Israeli companies proudly market their founders’ Unit 8200 backgrounds and describe products as “battle-tested” – a euphemism for technology honed through operations in Gaza and the West Bank. One defence-tech company even celebrated the ongoing war as “the finest hour” to showcase its product. Battle-tested means tested on occupied people.
When your organisation licenses such software, invests in these companies, or lists an Israeli firm as a “trusted vendor,” you are not simply buying technology – you are funding the machinery of oppression.
Ethical Responsibility in Business and Technology
This is not a political debate; it is a moral reckoning.
If you are a CEO, investor, or procurement lead, you cannot claim to run an ethical business while knowingly directing money toward a state committing genocide.
You already check for sanctions and ESG compliance. Extend that diligence to human rights. Ask again:
“Does this company have material links to the Israeli military, or does it profit from the occupation of Palestine?”
If the answer is yes and you continue, you are an enabler.
No corporate-social-responsibility report or diversity initiative can offset complicity in mass killing.
Tech firms that promise to “do no evil” still partner with those providing digital weapons used to surveil, imprison, and bomb civilians. You cannot market trust and safety while your supply chain enables atrocities.
Accountability Must Replace Silence
The world once boycotted apartheid South Africa because money without ethics sustains tyranny.
Behind the slogans of “innovation,” “start-up nation,” and “battle-hardened tech,” Israel’s cyber sector hides a darker reality: it thrives on military service and surveillance perfected on occupied populations. The Pegasus spyware used to crush dissent abroad was developed by Unit 8200 alumni; the same predictive-policing and facial-recognition tools now sold globally were first tested on Palestinians at checkpoints.
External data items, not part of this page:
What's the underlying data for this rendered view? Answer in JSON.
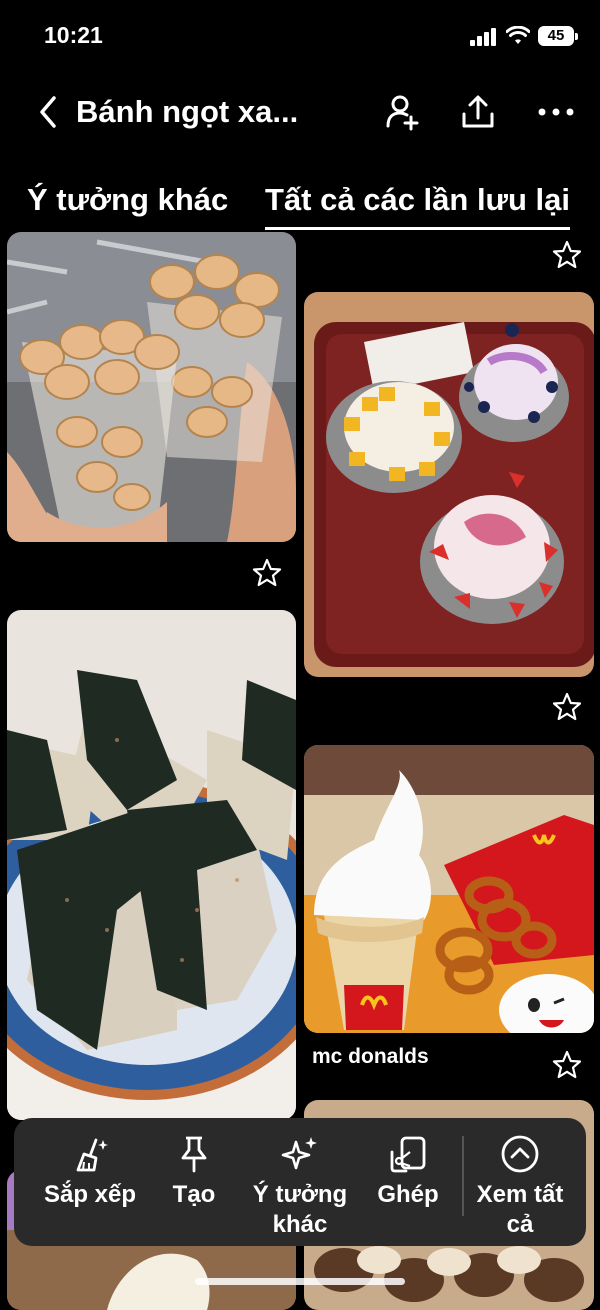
{
  "status": {
    "time": "10:21",
    "battery": "45"
  },
  "header": {
    "title": "Bánh ngọt xa..."
  },
  "tabs": [
    {
      "label": "Ý tưởng khác",
      "active": false
    },
    {
      "label": "Tất cả các lần lưu lại",
      "active": true
    }
  ],
  "pins": [
    {
      "description": "dumplings in cups"
    },
    {
      "description": "fruit shaved ice bowls"
    },
    {
      "description": "onigiri rice balls"
    },
    {
      "description": "mcdonalds ice cream and onion rings",
      "caption": "mc donalds"
    }
  ],
  "toolbar": {
    "items": [
      {
        "label": "Sắp xếp",
        "icon": "broom-sparkle-icon"
      },
      {
        "label": "Tạo",
        "icon": "pin-icon"
      },
      {
        "label_line1": "Ý tưởng",
        "label_line2": "khác",
        "icon": "sparkle-icon"
      },
      {
        "label": "Ghép",
        "icon": "cut-collage-icon"
      },
      {
        "label_line1": "Xem tất",
        "label_line2": "cả",
        "icon": "chevron-up-circle-icon"
      }
    ]
  }
}
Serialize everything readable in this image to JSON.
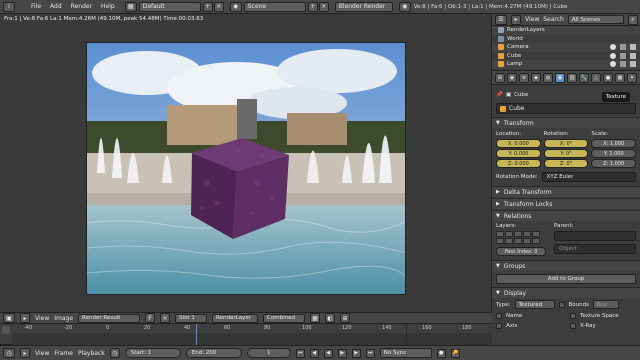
{
  "topbar": {
    "menus": [
      "File",
      "Add",
      "Render",
      "Help"
    ],
    "layout": "Default",
    "scene": "Scene",
    "engine": "Blender Render",
    "stats": "Ve:8 | Fa:6 | Ob:1-3 | La:1 | Mem:4.27M (49.10M) | Cube"
  },
  "viewport": {
    "render_info": "Fra:1 | Ve:8 Fa:6 La:1 Mem:4.26M (49.10M, peak 54.48M) Time:00:03.63"
  },
  "image_editor_header": {
    "view": "View",
    "image": "Image",
    "render_result": "Render Result",
    "f_label": "F",
    "slot": "Slot 1",
    "render_layer": "RenderLayer",
    "pass": "Combined"
  },
  "timeline": {
    "ticks": [
      "-40",
      "-20",
      "0",
      "20",
      "40",
      "60",
      "80",
      "100",
      "120",
      "140",
      "160",
      "180",
      "200",
      "220",
      "240",
      "260"
    ]
  },
  "bottombar": {
    "view": "View",
    "frame": "Frame",
    "playback": "Playback",
    "start": "Start: 1",
    "end": "End: 200",
    "current": "1",
    "sync": "No Sync"
  },
  "outliner": {
    "view": "View",
    "search": "Search",
    "scenes": "All Scenes",
    "rows": [
      {
        "label": "RenderLayers"
      },
      {
        "label": "World"
      },
      {
        "label": "Camera"
      },
      {
        "label": "Cube"
      },
      {
        "label": "Lamp"
      }
    ]
  },
  "properties": {
    "tooltip": "Texture",
    "breadcrumb": "Cube",
    "object_name": "Cube",
    "transform": {
      "header": "Transform",
      "location_label": "Location:",
      "rotation_label": "Rotation:",
      "scale_label": "Scale:",
      "location": [
        "X: 0.000",
        "Y: 0.000",
        "Z: 0.000"
      ],
      "rotation": [
        "X: 0°",
        "Y: 0°",
        "Z: 0°"
      ],
      "scale": [
        "X: 1.000",
        "Y: 1.000",
        "Z: 1.000"
      ],
      "rotation_mode_label": "Rotation Mode:",
      "rotation_mode": "XYZ Euler"
    },
    "delta_transform": "Delta Transform",
    "transform_locks": "Transform Locks",
    "relations": {
      "header": "Relations",
      "layers_label": "Layers:",
      "parent_label": "Parent:",
      "pass_index": "Pass Index: 0",
      "object_placeholder": "Object"
    },
    "groups": {
      "header": "Groups",
      "add_to_group": "Add to Group"
    },
    "display": {
      "header": "Display",
      "type_label": "Type:",
      "type_value": "Textured",
      "bounds": "Bounds",
      "box": "Box",
      "name": "Name",
      "texture_space": "Texture Space",
      "axis": "Axis",
      "xray": "X-Ray"
    }
  },
  "colors": {
    "accent_blue": "#5a8fce",
    "panel_bg": "#3d3d3d",
    "header_bg": "#474747"
  }
}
The industry loves to speak of “disruption” and “responsibility”. Here is the test of both. You cannot claim to secure users while enabling mass insecurity for civilians, nor boast of “connecting the world” while working with those who erect digital walls and checkpoints.
The Line Is Clear
If you are still unsure where your company stands:
- If your vendors, investors, or R&D partners are Israeli defence contractors or ex-IDF intelligence officers – you are funding genocide.
- If your venture arm invests in Israeli tech while Gaza starves – you are funding genocide.
- If you continue doing business with companies complicit in war crimes while issuing hollow statements about “human rights” – you are funding genocide.
Silence is endorsement. History will record those who profited while others perished.
The Call to Action
I write not as an activist but as a technology professional who believes our work should protect, not destroy.
Audit your relationships. End contracts that feed Israel’s military-occupation complex. Divest from companies entangled in war crimes. Use your position to make clear that your organisation will not participate in atrocity.
It will not be easy. Leadership rarely is. But values – not valuations – define legacy.
Do something. Stop funding genocide.
Because when history asks what you did, neutrality will not be an acceptable answer.
History has seen this before.
IBM built the systems that catalogued Jews for deportation. Siemens, Volkswagen, BMW, Bosch, Bayer, and Allianz all profited from Nazi oppression and later claimed they were “just doing business.”
Decades on, their names are remembered not for what they built, but for what they enabled. When the history of this genocide is written, it will judge today’s boardrooms the same way.
You cannot plead neutrality while funding oppression.
The only question that remains is which side of that history you will stand on.